"The go-to perspective on prostitution from many progressives in Canada these days seems to be a fairly hard and fast vote for decriminalization or legalization. Even many of our beloved East Vancouver lefties seem convinced that the most progressive position to take is one of "sex as work," arguing that debates around prostitution should prioritize labour rights, allowing women to come out from the underground and"'into the light" as free and autonomous workers."
In any other area progressives do serious research and make moral decisions based on the good of the collective not just the individual. I believe the progressive community has abdicated that role concerning prostitution. It's much easier to just be "sex positive" and swallow simplistic neoliberal logic.
Migrant farm workers might prefer to have exploitative work in Canada if the alternative is not to work in Canada at all. The same goes for domestic workers. If Canadians could pay foreign domestic workers a hundred dollars a month plus room and board I am sure many more people would import fully willing domestic workers. Having a law preventing this is therefore denying workers and employers from entering into a voluntary contract. How dare we!
While it is true streetwalkers only represent around 15% of workers in what industry would it be okay to use workers in such desperate straits to do such a dangerous job? The fact that they are being hired by individual johns makes it okay?

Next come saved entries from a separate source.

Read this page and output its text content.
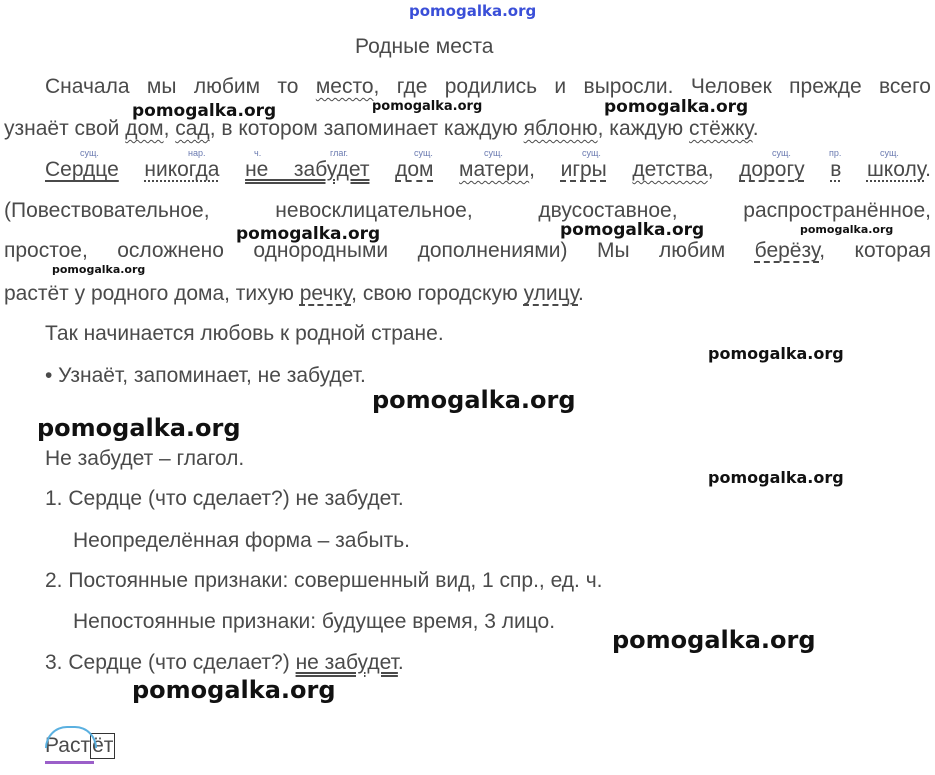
pomogalka.org
Родные места
Сначала мы любим то место, где родились и выросли. Человек прежде всего
узнаёт свой дом, сад, в котором запоминает каждую яблоню, каждую стёжку.
сущ.	нар.	ч.	глаг.	сущ.	сущ.	сущ.	сущ.	пр.	сущ.
Сердце никогда не забудет дом матери, игры детства, дорогу в школу.
(Повествовательное, невосклицательное, двусоставное, распространённое,
простое, осложнено однородными дополнениями) Мы любим берёзу, которая
растёт у родного дома, тихую речку, свою городскую улицу.
Так начинается любовь к родной стране.
• Узнаёт, запоминает, не забудет.
Не забудет – глагол.
1. Сердце (что сделает?) не забудет.
Неопределённая форма – забыть.
2. Постоянные признаки: совершенный вид, 1 спр., ед. ч.
Непостоянные признаки: будущее время, 3 лицо.
3. Сердце (что сделает?) не забудет.
Растёт
pomogalka.org	pomogalka.org	pomogalka.org
pomogalka.org	pomogalka.org	pomogalka.org
pomogalka.org
pomogalka.org
pomogalka.org
pomogalka.org
pomogalka.org
pomogalka.org
pomogalka.org
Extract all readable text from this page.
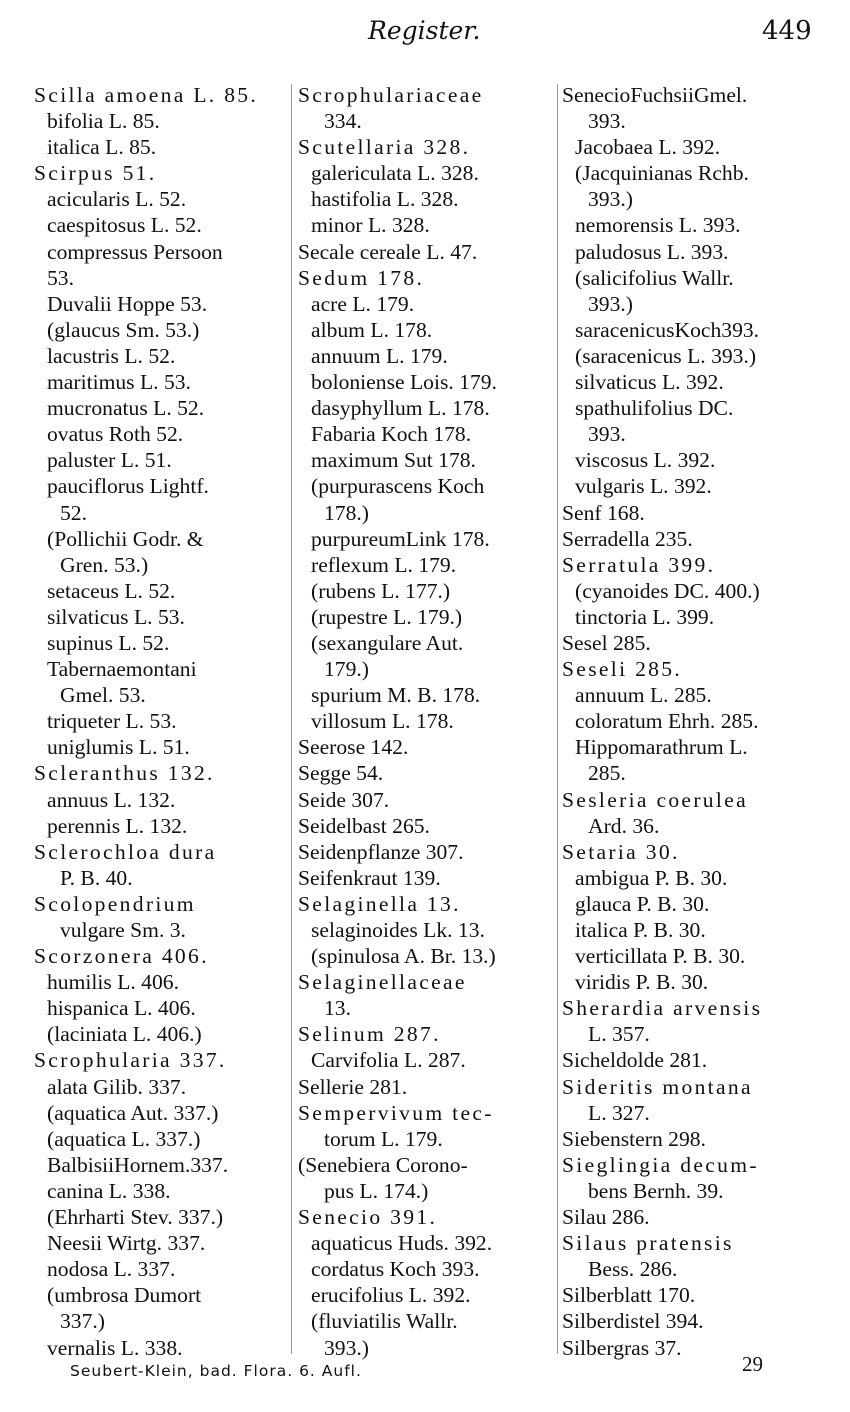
Register.	449
Scilla amoena L. 85.
bifolia L. 85.
italica L. 85.
Scirpus 51.
acicularis L. 52.
caespitosus L. 52.
compressus Persoon
53.
Duvalii Hoppe 53.
(glaucus Sm. 53.)
lacustris L. 52.
maritimus L. 53.
mucronatus L. 52.
ovatus Roth 52.
paluster L. 51.
pauciflorus Lightf.
52.
(Pollichii Godr. &
Gren. 53.)
setaceus L. 52.
silvaticus L. 53.
supinus L. 52.
Tabernaemontani
Gmel. 53.
triqueter L. 53.
uniglumis L. 51.
Scleranthus 132.
annuus L. 132.
perennis L. 132.
Sclerochloa dura
P. B. 40.
Scolopendrium
vulgare Sm. 3.
Scorzonera 406.
humilis L. 406.
hispanica L. 406.
(laciniata L. 406.)
Scrophularia 337.
alata Gilib. 337.
(aquatica Aut. 337.)
(aquatica L. 337.)
BalbisiiHornem.337.
canina L. 338.
(Ehrharti Stev. 337.)
Neesii Wirtg. 337.
nodosa L. 337.
(umbrosa Dumort
337.)
vernalis L. 338.
Scrophulariaceae
334.
Scutellaria 328.
galericulata L. 328.
hastifolia L. 328.
minor L. 328.
Secale cereale L. 47.
Sedum 178.
acre L. 179.
album L. 178.
annuum L. 179.
boloniense Lois. 179.
dasyphyllum L. 178.
Fabaria Koch 178.
maximum Sut 178.
(purpurascens Koch
178.)
purpureumLink 178.
reflexum L. 179.
(rubens L. 177.)
(rupestre L. 179.)
(sexangulare Aut.
179.)
spurium M. B. 178.
villosum L. 178.
Seerose 142.
Segge 54.
Seide 307.
Seidelbast 265.
Seidenpflanze 307.
Seifenkraut 139.
Selaginella 13.
selaginoides Lk. 13.
(spinulosa A. Br. 13.)
Selaginellaceae
13.
Selinum 287.
Carvifolia L. 287.
Sellerie 281.
Sempervivum tec-
torum L. 179.
(Senebiera Corono-
pus L. 174.)
Senecio 391.
aquaticus Huds. 392.
cordatus Koch 393.
erucifolius L. 392.
(fluviatilis Wallr.
393.)
SenecioFuchsiiGmel.
393.
Jacobaea L. 392.
(Jacquinianas Rchb.
393.)
nemorensis L. 393.
paludosus L. 393.
(salicifolius Wallr.
393.)
saracenicusKoch393.
(saracenicus L. 393.)
silvaticus L. 392.
spathulifolius DC.
393.
viscosus L. 392.
vulgaris L. 392.
Senf 168.
Serradella 235.
Serratula 399.
(cyanoides DC. 400.)
tinctoria L. 399.
Sesel 285.
Seseli 285.
annuum L. 285.
coloratum Ehrh. 285.
Hippomarathrum L.
285.
Sesleria coerulea
Ard. 36.
Setaria 30.
ambigua P. B. 30.
glauca P. B. 30.
italica P. B. 30.
verticillata P. B. 30.
viridis P. B. 30.
Sherardia arvensis
L. 357.
Sicheldolde 281.
Sideritis montana
L. 327.
Siebenstern 298.
Sieglingia decum-
bens Bernh. 39.
Silau 286.
Silaus pratensis
Bess. 286.
Silberblatt 170.
Silberdistel 394.
Silbergras 37.
Seubert-Klein, bad. Flora. 6. Aufl.	29
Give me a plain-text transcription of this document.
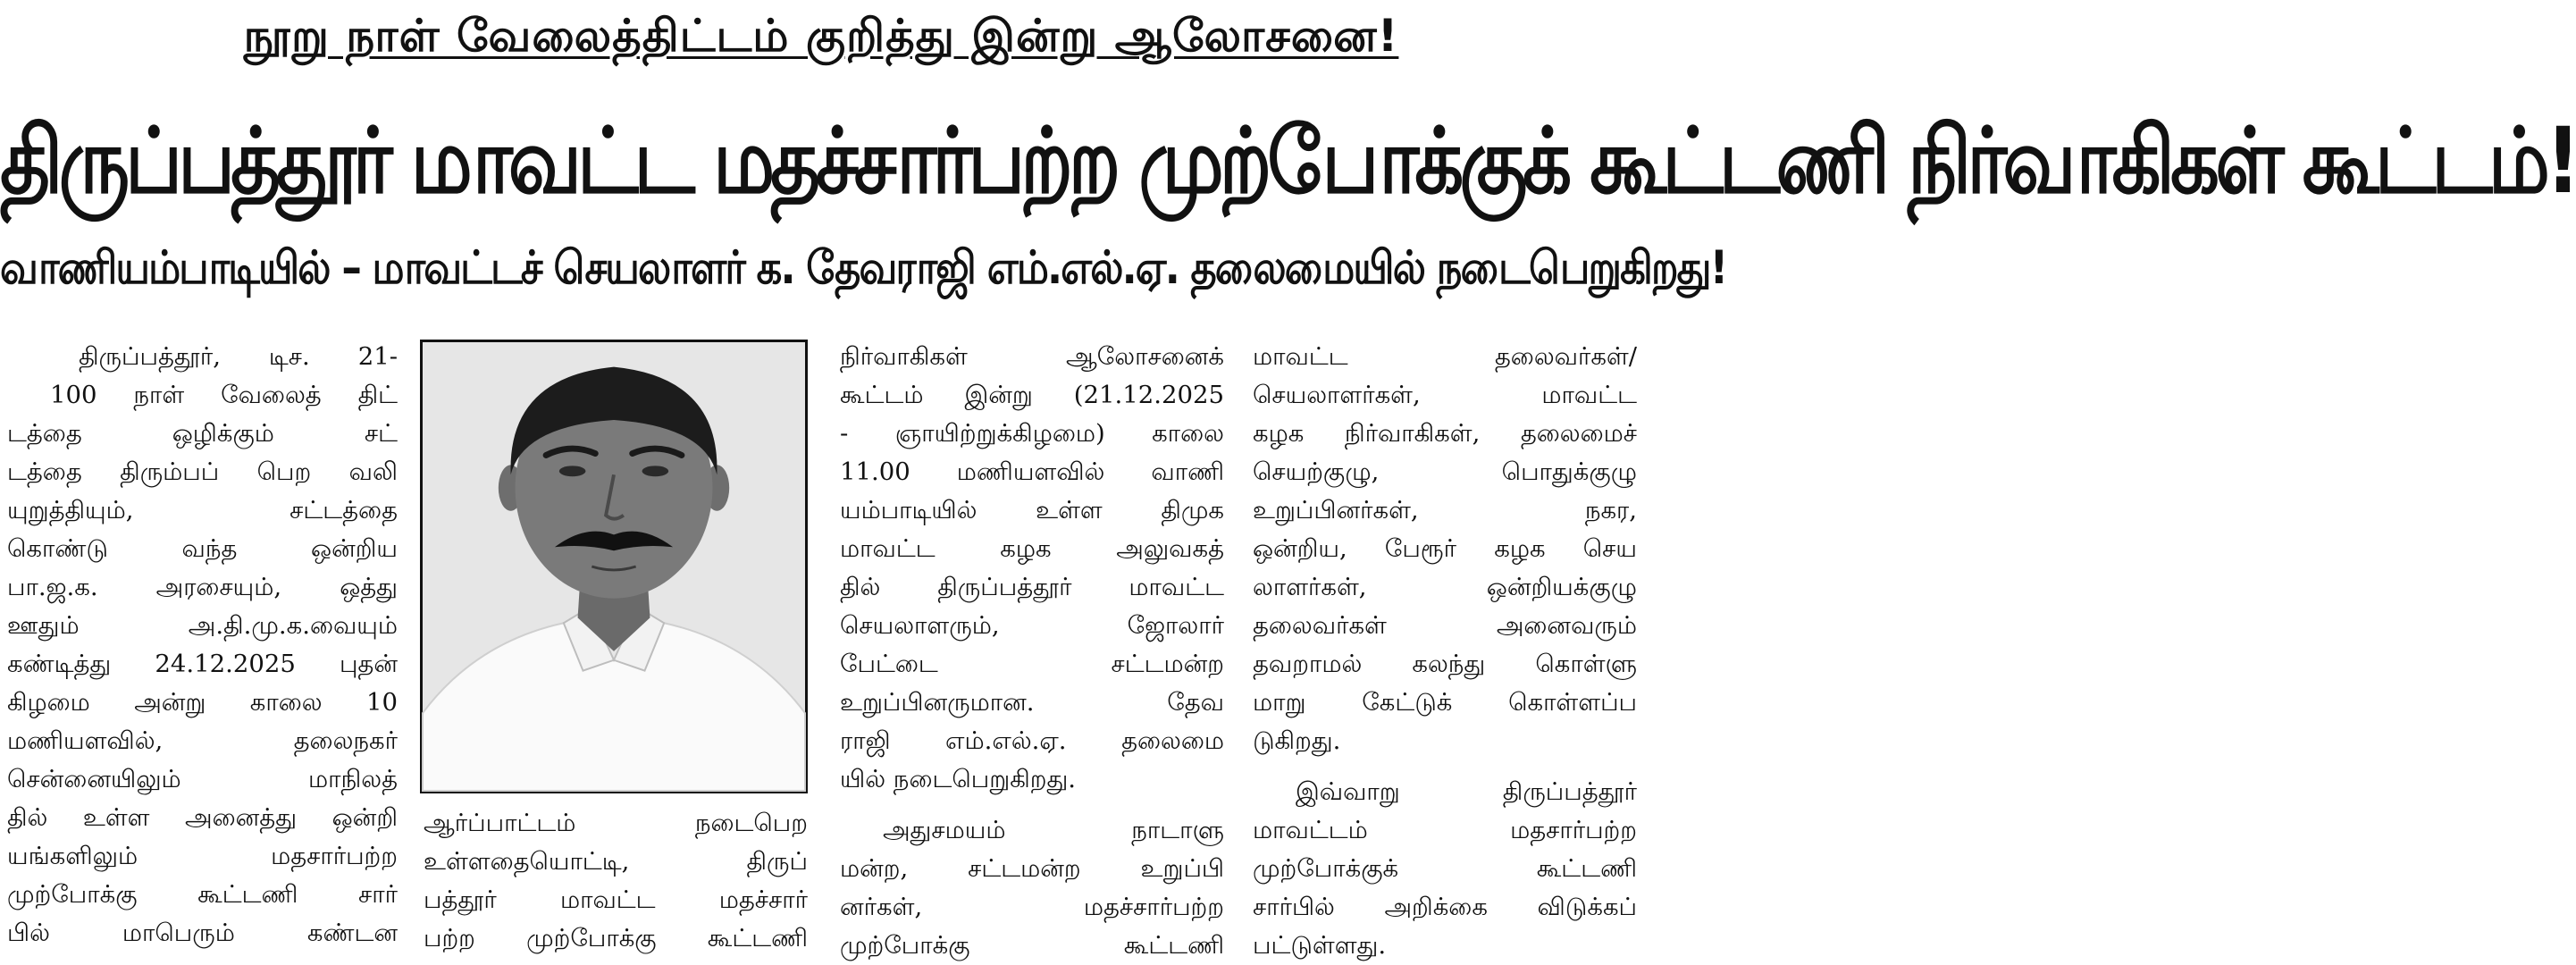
நூறு நாள் வேலைத்திட்டம் குறித்து இன்று ஆலோசனை!
திருப்பத்தூர் மாவட்ட மதச்சார்பற்ற முற்போக்குக் கூட்டணி நிர்வாகிகள் கூட்டம்!
வாணியம்பாடியில் – மாவட்டச் செயலாளர் க. தேவராஜி எம்.எல்.ஏ. தலைமையில் நடைபெறுகிறது!

திருப்பத்தூர், டிச. 21-

100 நாள் வேலைத் திட்

டத்தை ஒழிக்கும் சட்

டத்தை திரும்பப் பெற வலி

யுறுத்தியும், சட்டத்தை

கொண்டு வந்த ஒன்றிய

பா.ஜ.க. அரசையும், ஒத்து

ஊதும் அ.தி.மு.க.வையும்

கண்டித்து 24.12.2025 புதன்

கிழமை அன்று காலை 10

மணியளவில், தலைநகர்

சென்னையிலும் மாநிலத்

தில் உள்ள அனைத்து ஒன்றி

யங்களிலும் மதசார்பற்ற

முற்போக்கு கூட்டணி சார்

பில் மாபெரும் கண்டன

ஆர்ப்பாட்டம் நடைபெற

உள்ளதையொட்டி, திருப்

பத்தூர் மாவட்ட மதச்சார்

பற்ற முற்போக்கு கூட்டணி

நிர்வாகிகள் ஆலோசனைக்

கூட்டம் இன்று (21.12.2025

- ஞாயிற்றுக்கிழமை) காலை

11.00 மணியளவில் வாணி

யம்பாடியில் உள்ள திமுக

மாவட்ட கழக அலுவகத்

தில் திருப்பத்தூர் மாவட்ட

செயலாளரும், ஜோலார்

பேட்டை சட்டமன்ற

உறுப்பினருமான. தேவ

ராஜி எம்.எல்.ஏ. தலைமை

யில் நடைபெறுகிறது.

அதுசமயம் நாடாளு

மன்ற, சட்டமன்ற உறுப்பி

னர்கள், மதச்சார்பற்ற

முற்போக்கு கூட்டணி

மாவட்ட தலைவர்கள்/

செயலாளர்கள், மாவட்ட

கழக நிர்வாகிகள், தலைமைச்

செயற்குழு, பொதுக்குழு

உறுப்பினர்கள், நகர,

ஒன்றிய, பேரூர் கழக செய

லாளர்கள், ஒன்றியக்குழு

தலைவர்கள் அனைவரும்

தவறாமல் கலந்து கொள்ளு

மாறு கேட்டுக் கொள்ளப்ப

டுகிறது.

இவ்வாறு திருப்பத்தூர்

மாவட்டம் மதசார்பற்ற

முற்போக்குக் கூட்டணி

சார்பில் அறிக்கை விடுக்கப்

பட்டுள்ளது.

On one hand there seems to be a distinct lack of class analysis -- we forget that there are reasons that some women are prostituted while others are not, that some women have a "choice" while others do not. On the other, because decriminalization has, in part, been framed as a labour issue (i.e. that this is a job like any other and, therefore, should be treated in the same way any other service sector job is, in terms of laws), the gender and race factors fall to the wayside and we forget that prostitution impacts women and, in particular, racialized women in an inordinate way. Prostitution simply doesn't happen to men in the same way that it does to women. It is no mere coincidence that the missing and murdered women and that Pickton's victim's were, largely Aboriginal women, that many of the women on the streets in the Downtown Eastside of Vancouver are Aboriginal. Where is the race, the gender, and the class analysis within decriminalization rhetoric? How will licensing help women who cannot "work" legally? How will decriminalizing male buyers, male abusers, pimps and johns keep women safe from these men? Particularly when so many of the women being bought and sold have little choice in the matter?
Why has decriminalization been positioned as the progressive position to take in Canada?
This comes from a rabble blog so I hope we can discuss the article here. It fits in nicely with my complaints to Oldgoat in this post http://rabble.ca/comment/1424725#comment-1424725
This is supposed to be a progressive message board.
Please don't start the actual class analysis in this thread because I would like to keep it on the topic of why progressives have abandoned it so easily as well as lobbying for the feminist forum to be protected.